Weerd M., Greving JP., Hedblad B. et al. Stroke. 2010 Jun;
41(6): 1294-1297. Research letter. Article libre d'accés
https://www.ncbi.nlm.nih.gov/pmc/articles/PMC4254855/

Global and regional prevalence, burden, and risk factors for carotid atherosclerosis: a
systematic review, meta-analysis, and modelling study.
Song P., Fang Z., Wang H. et al.
Lancet Glob Health 2020 May; Vol 8 (5): e721–29. Article libre d'accés
https://pubmed.ncbi.nlm.nih.gov/32353319/
 
J'ai demandé à François Becker d'analyser ces deux articles , François le spécialiste de la sténose carotidienne

Francois Becker
François Becker , Chamonix
MD, PhD, HDR, PU Médecine Vasculaire

 
 
Ces deux articles traitent de la prévalence des lésions et des sténoses carotides avec l’intérêt de leur dépistage en toile-de-fond.
 
Avant d’aller plus loin, il n’est peut-être pas inutile de rappeler que sous l’étiquette sténose carotide (SC) on parle des sténoses athéroscléreuses de la bifurcation carotide et de l’origine de la carotide interne cervicales (ACI) à l’exclusion des sténoses de l’artère carotide commune, de l’ACI cervicale haute, de l’ACI intra-crânienne et de la division carotide. Sont exclues les sténoses par dissection, vascularite ou dysplasie fibro-musculaire. Par ailleurs,il ne faut pas oublier que la relation SC-AVC est complexe, la SC est un marqueur de risque cardio vasculaire, un marqueur de risque d’AVC toute cause, un marqueur de risque d’AVC ischémique homo- ou bilatéral et un facteur d’AVC ischémique homolatéral.
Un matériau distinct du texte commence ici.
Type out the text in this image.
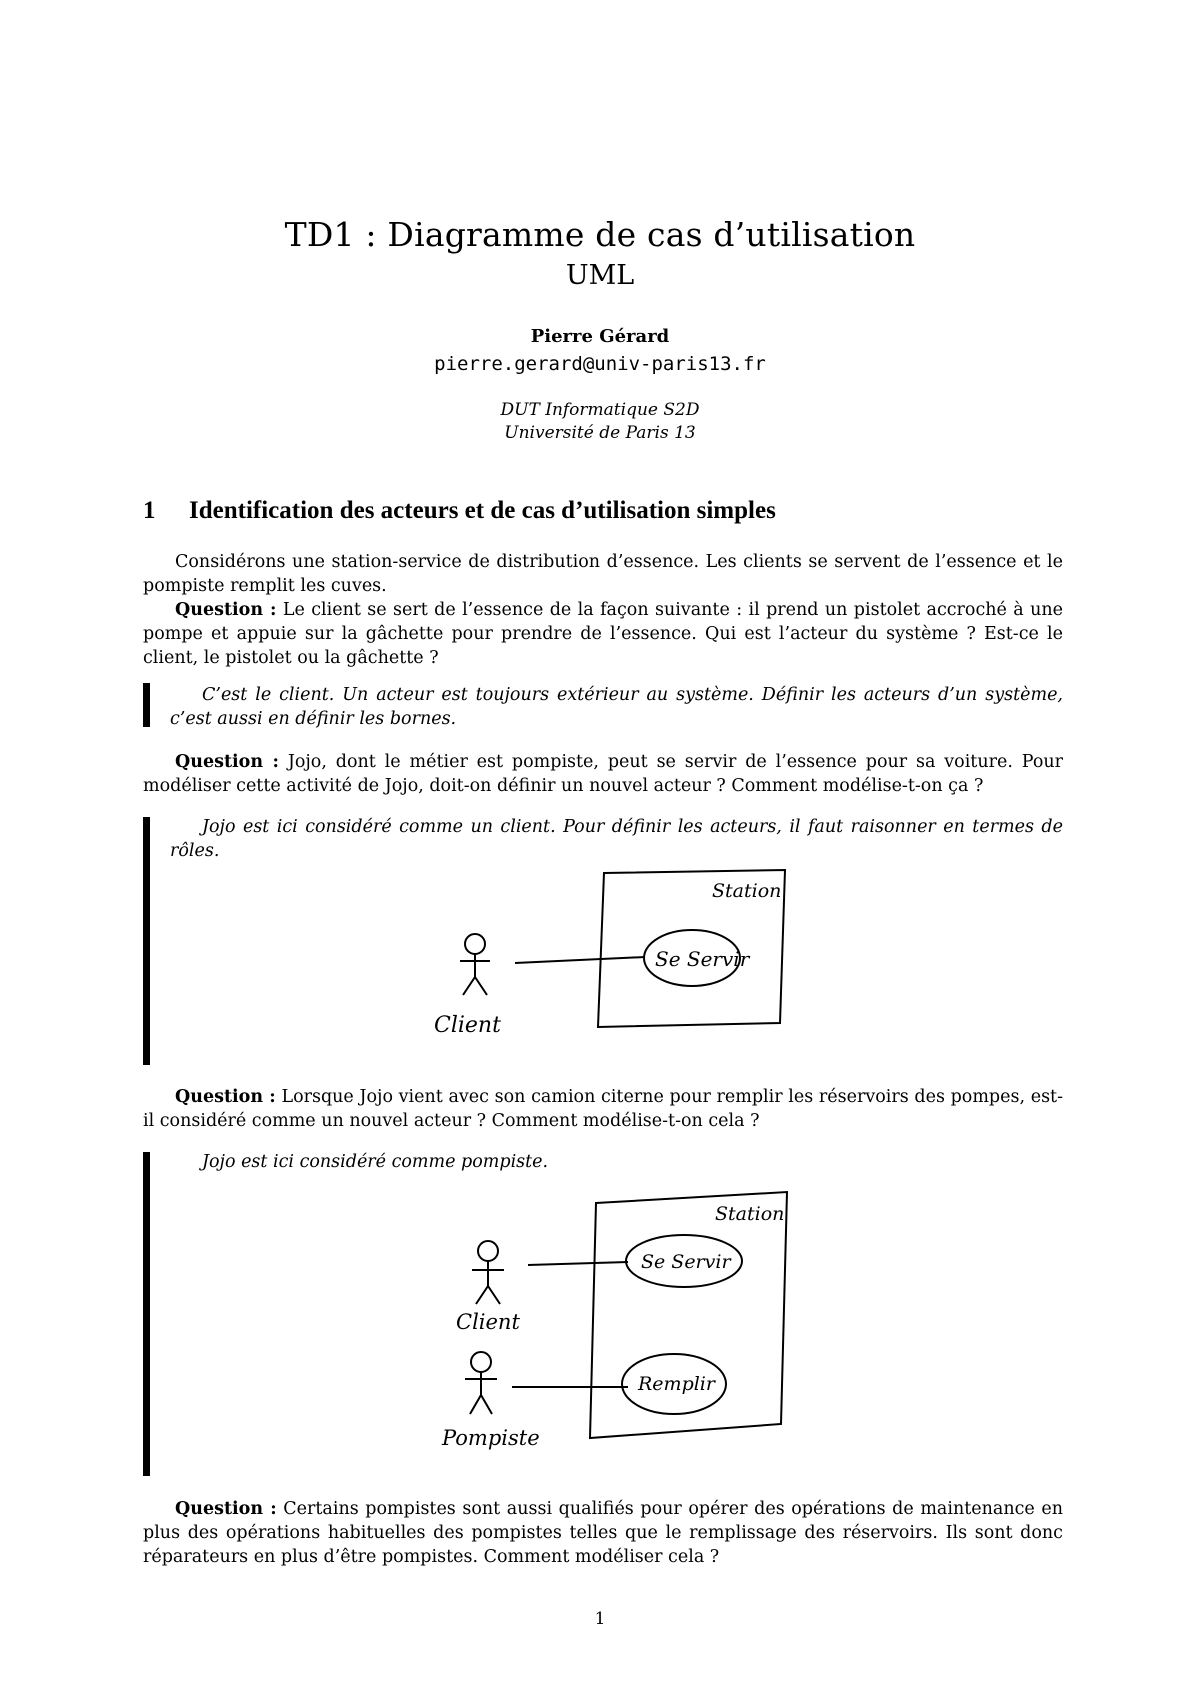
TD1 : Diagramme de cas d’utilisation
UML
Pierre Gérard
pierre.gerard@univ-paris13.fr
DUT Informatique S2D
Université de Paris 13
1 Identification des acteurs et de cas d’utilisation simples
Considérons une station-service de distribution d’essence. Les clients se servent de l’essence et le pompiste remplit les cuves.
Question : Le client se sert de l’essence de la façon suivante : il prend un pistolet accroché à une pompe et appuie sur la gâchette pour prendre de l’essence. Qui est l’acteur du système ? Est-ce le client, le pistolet ou la gâchette ?
C’est le client. Un acteur est toujours extérieur au système. Définir les acteurs d’un système, c’est aussi en définir les bornes.
Question : Jojo, dont le métier est pompiste, peut se servir de l’essence pour sa voiture. Pour modéliser cette activité de Jojo, doit-on définir un nouvel acteur ? Comment modélise-t-on ça ?
Jojo est ici considéré comme un client. Pour définir les acteurs, il faut raisonner en termes de rôles.
Station
Client
Se Servir
Question : Lorsque Jojo vient avec son camion citerne pour remplir les réservoirs des pompes, est-il considéré comme un nouvel acteur ? Comment modélise-t-on cela ?
Jojo est ici considéré comme pompiste.
Station
Client
Se Servir
Pompiste
Remplir
Question : Certains pompistes sont aussi qualifiés pour opérer des opérations de maintenance en plus des opérations habituelles des pompistes telles que le remplissage des réservoirs. Ils sont donc réparateurs en plus d’être pompistes. Comment modéliser cela ?
1
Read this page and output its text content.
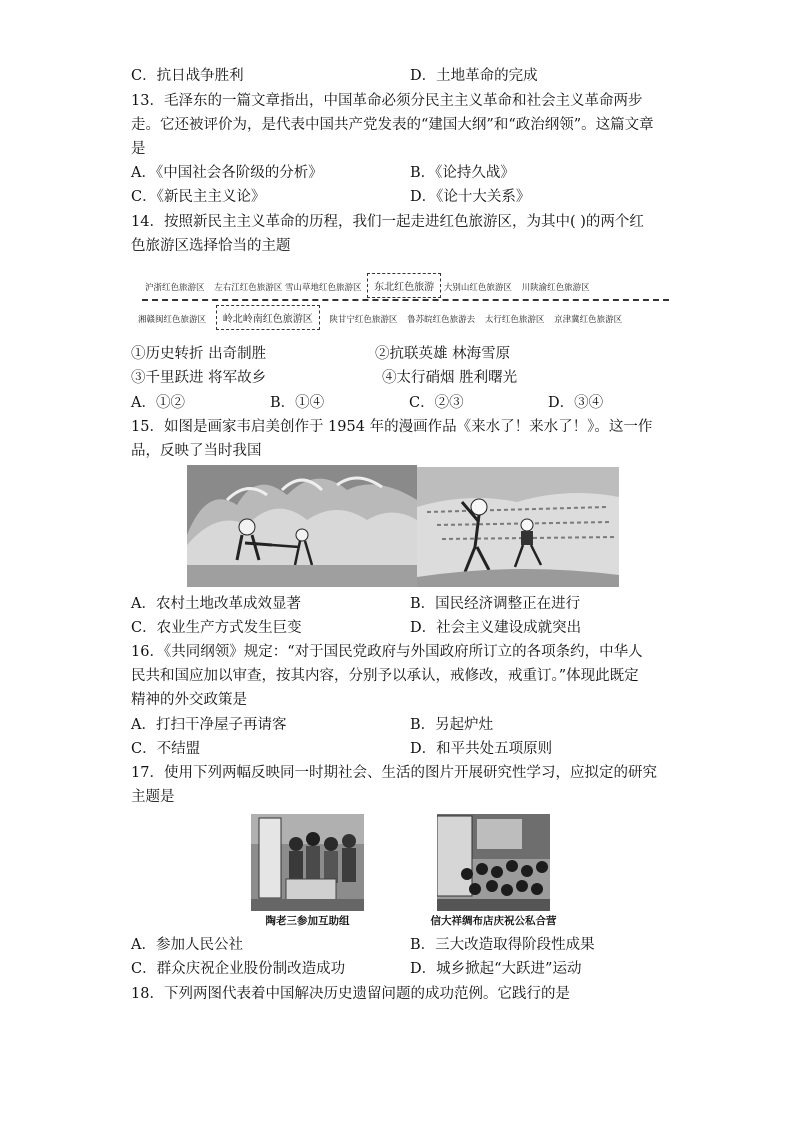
C．抗日战争胜利	D．土地革命的完成
13．毛泽东的一篇文章指出，中国革命必须分民主主义革命和社会主义革命两步
走。它还被评价为，是代表中国共产党发表的“建国大纲”和“政治纲领”。这篇文章
是
A．《中国社会各阶级的分析》	B．《论持久战》
C．《新民主主义论》	D．《论十大关系》
14．按照新民主主义革命的历程，我们一起走进红色旅游区，为其中( )的两个红
色旅游区选择恰当的主题
沪浙红色旅游区 左右江红色旅游区 雪山草地红色旅游区 东北红色旅游 大别山红色旅游区 川陕渝红色旅游区
湘赣闽红色旅游区 岭北岭南红色旅游区 陕甘宁红色旅游区 鲁苏皖红色旅游去 太行红色旅游区 京津冀红色旅游区
①历史转折 出奇制胜	②抗联英雄 林海雪原
③千里跃进 将军故乡	④太行硝烟 胜利曙光
A．①②	B．①④	C．②③	D．③④
15．如图是画家韦启美创作于 1954 年的漫画作品《来水了！来水了！》。这一作
品，反映了当时我国
A．农村土地改革成效显著	B．国民经济调整正在进行
C．农业生产方式发生巨变	D．社会主义建设成就突出
16．《共同纲领》规定：“对于国民党政府与外国政府所订立的各项条约，中华人
民共和国应加以审查，按其内容，分别予以承认，戒修改，戒重订。”体现此既定
精神的外交政策是
A．打扫干净屋子再请客	B．另起炉灶
C．不结盟	D．和平共处五项原则
17．使用下列两幅反映同一时期社会、生活的图片开展研究性学习，应拟定的研究
主题是
陶老三参加互助组	信大祥绸布店庆祝公私合营
A．参加人民公社	B．三大改造取得阶段性成果
C．群众庆祝企业股份制改造成功	D．城乡掀起“大跃进”运动
18．下列两图代表着中国解决历史遗留问题的成功范例。它践行的是
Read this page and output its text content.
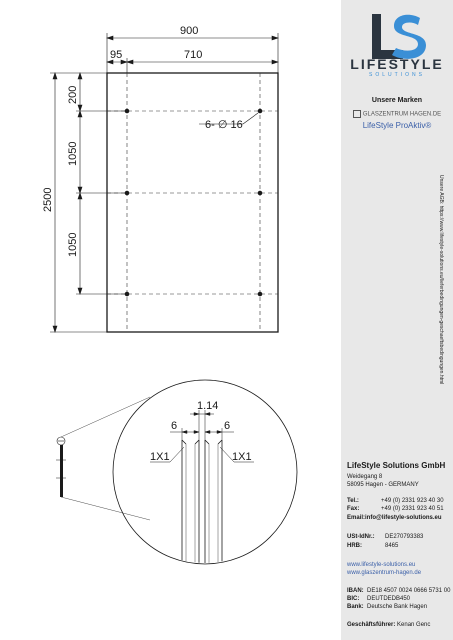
6- ∅ 16
900
95	710
2500
200
1050
1050
1.14
6	6
1X1	1X1
LIFESTYLE
SOLUTIONS
Unsere Marken
GLASZENTRUM HAGEN.DE
LifeStyle ProAktiv®
Unsere AGB: https://www.lifestyle-solutions.eu/lieferbedingungen-geschaeftsbedingungen.html
LifeStyle Solutions GmbH
Weidegang 8
58095 Hagen - GERMANY
Tel.:	+49 (0) 2331 923 40 30
Fax:	+49 (0) 2331 923 40 51
Email:info@lifestyle-solutions.eu
USt-IdNr.: DE270793383
HRB:	8465
www.lifestyle-solutions.eu
www.glaszentrum-hagen.de
IBAN: DE18 4507 0024 0666 5731 00
BIC: DEUTDEDB450
Bank: Deutsche Bank Hagen
Geschäftsführer: Kenan Genc
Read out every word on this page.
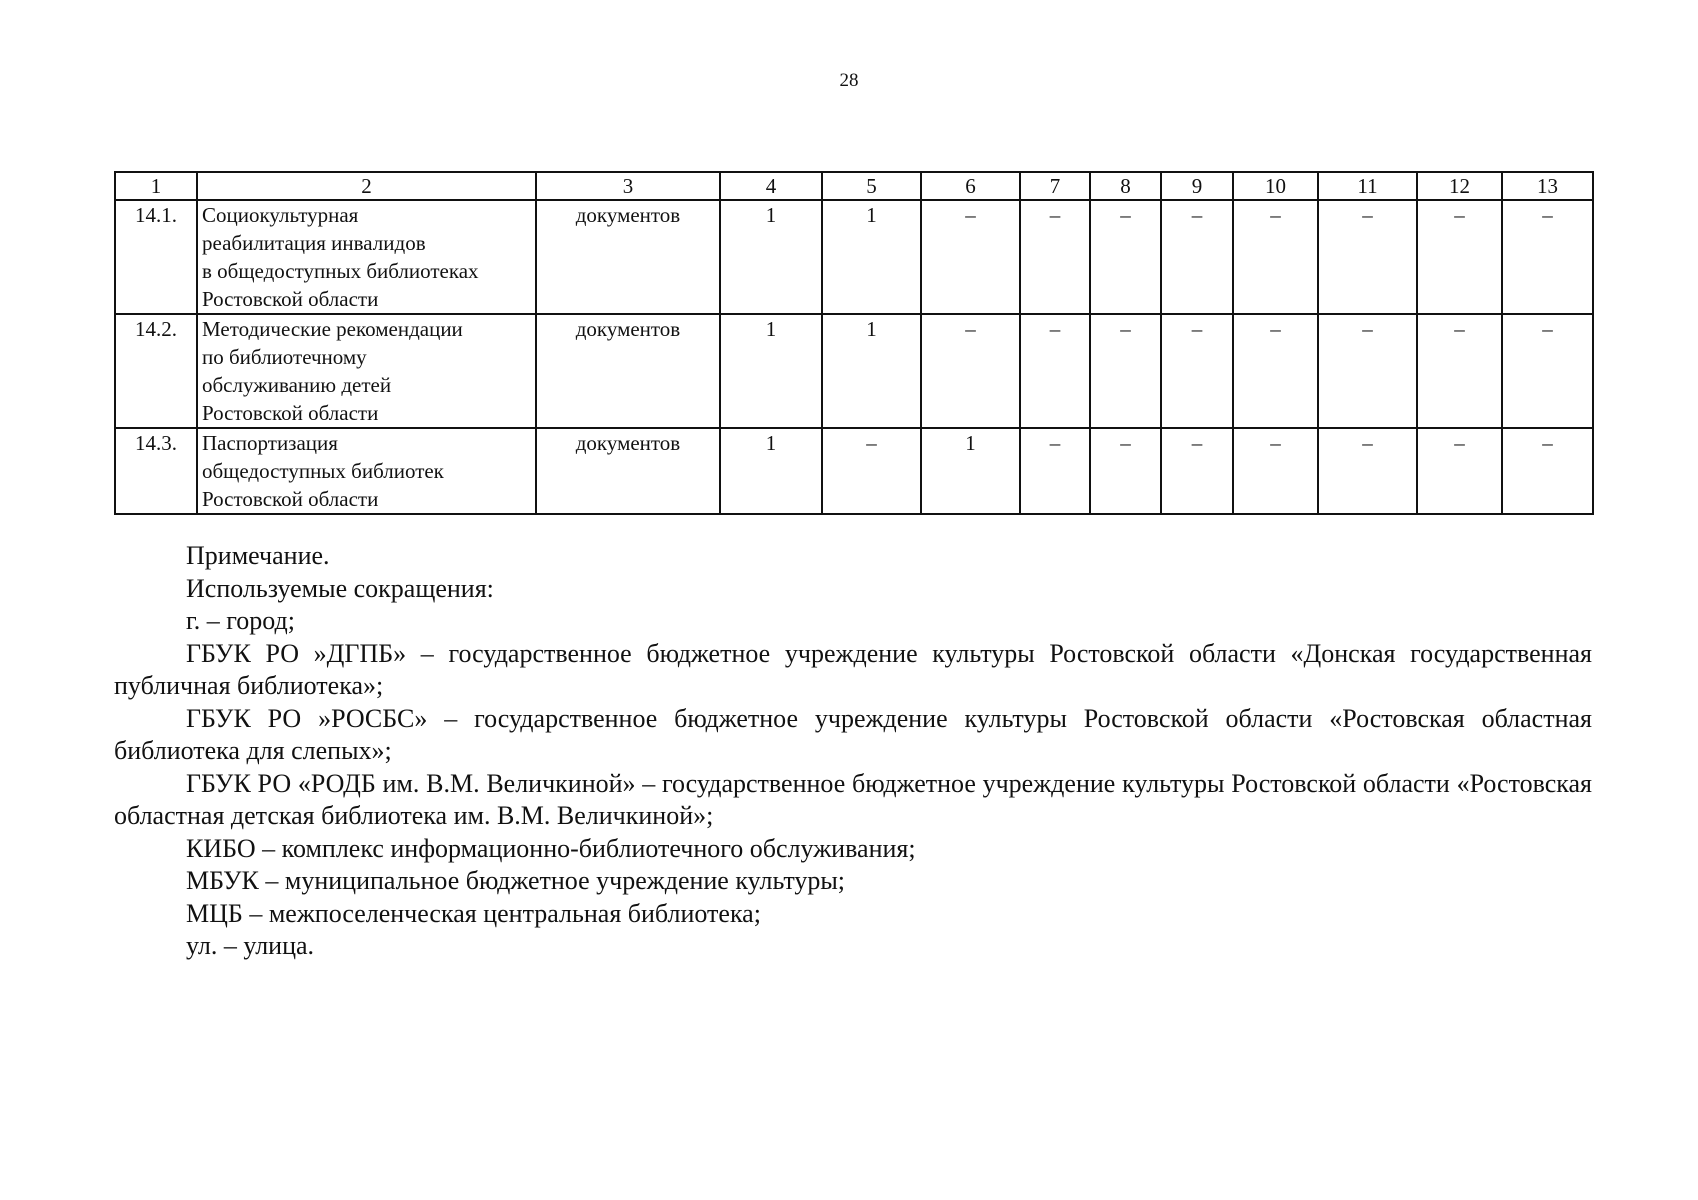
28
1	2	3	4	5	6	7	8	9	10	11	12	13
14.1.	Социокультурная
реабилитация инвалидов
в общедоступных библиотеках
Ростовской области	документов	1	1	–	–	–	–	–	–	–	–
14.2.	Методические рекомендации
по библиотечному
обслуживанию детей
Ростовской области	документов	1	1	–	–	–	–	–	–	–	–
14.3.	Паспортизация
общедоступных библиотек
Ростовской области	документов	1	–	1	–	–	–	–	–	–	–

Примечание.

Используемые сокращения:

г. – город;

ГБУК РО »ДГПБ» – государственное бюджетное учреждение культуры Ростовской области «Донская государственная публичная библиотека»;

ГБУК РО »РОСБС» – государственное бюджетное учреждение культуры Ростовской области «Ростовская областная библиотека для слепых»;

ГБУК РО «РОДБ им. В.М. Величкиной» – государственное бюджетное учреждение культуры Ростовской области «Ростовская областная детская библиотека им. В.М. Величкиной»;

КИБО – комплекс информационно-библиотечного обслуживания;

МБУК – муниципальное бюджетное учреждение культуры;

МЦБ – межпоселенческая центральная библиотека;

ул. – улица.
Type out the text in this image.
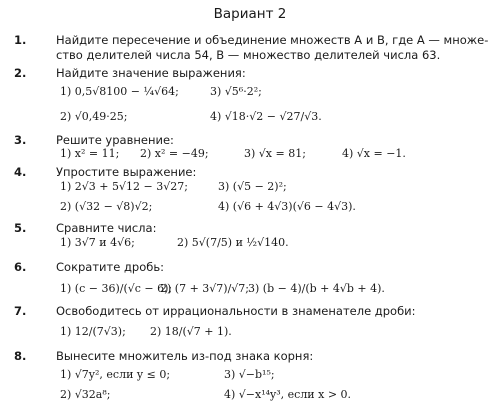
Вариант 2
1.	Найдите пересечение и объединение множеств A и B, где A — множе-
ство делителей числа 54, B — множество делителей числа 63.
2.	Найдите значение выражения:
1) 0,5√8100 − ¼√64;	3) √5⁶·2²;
2) √0,49·25;	4) √18·√2 − √27/√3.
3.	Решите уравнение:
1) x² = 11; 2) x² = −49;	3) √x = 81;	4) √x = −1.
4.	Упростите выражение:
1) 2√3 + 5√12 − 3√27;	3) (√5 − 2)²;
2) (√32 − √8)√2;	4) (√6 + 4√3)(√6 − 4√3).
5.	Сравните числа:
1) 3√7 и 4√6;	2) 5√(7/5) и ½√140.
6.	Сократите дробь:
1) (c − 36)/(√c − 6);
2) (7 + 3√7)/√7;
3) (b − 4)/(b + 4√b + 4).
7.	Освободитесь от иррациональности в знаменателе дроби:
1) 12/(7√3); 2) 18/(√7 + 1).
8.	Вынесите множитель из-под знака корня:
1) √7y², если y ≤ 0;	3) √−b¹⁵;
2) √32a⁸;	4) √−x¹⁴y³, если x > 0.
Le mélange des genres explique en partie pourquoi la responsabilité des SC > 50% et occlusions carotides dans les AVC ischémiques varie du simple au double (voire au triple) dans les articles… Les sténoses >. 50% et oblitérations de la bifurcation carotide et de l’origine de l’ACI sont jugées responsables de 8 à 10% des AVC ischémiques.

L’article de de Weerd et al est une méta-analyse de 4 études réalisées en population générale
totalisant 23.706 participants asymptomatiques ayant eu un examen ultrasonique cervical

[Tromsø study (Norvège), Malmö Diet and Cancer Study (Suède), Carotid Atherosclerosis
Progression Study (Allemagne), Cardiovascular Health Study (USA)]. Il s’agit d’un article de
référence bien qu’il date un peu, les études sur lesquelles il repose ont été réalisées dans les
années 1990 et les méthodologies d’examen ultrasonique seraient aujourd’hui discutables
(seule l’étude de Tromso est basée sur un écho-doppler en mode NASCET, CHS est en mode ED mais avec réduction de calibre in situ, Malmö et CHS sont en mode B et réduction de calibre in situ). D’après les auteurs, cette hétérogénéité n’affecte pas la conclusion.

Il en ressort que, en population générale, la prévalence des sténoses carotides modérée (50- 69%) et sévère (≥70%) croît clairement avec l’âge et est plus élevée chez l’homme (0.1 à 3.1%) que chez la femme (0 à 1%). La prévalence augmente aussi avec les facteurs de risque cardio-vasculaire (particulièrement le tabagisme, l’HTA et le diabète).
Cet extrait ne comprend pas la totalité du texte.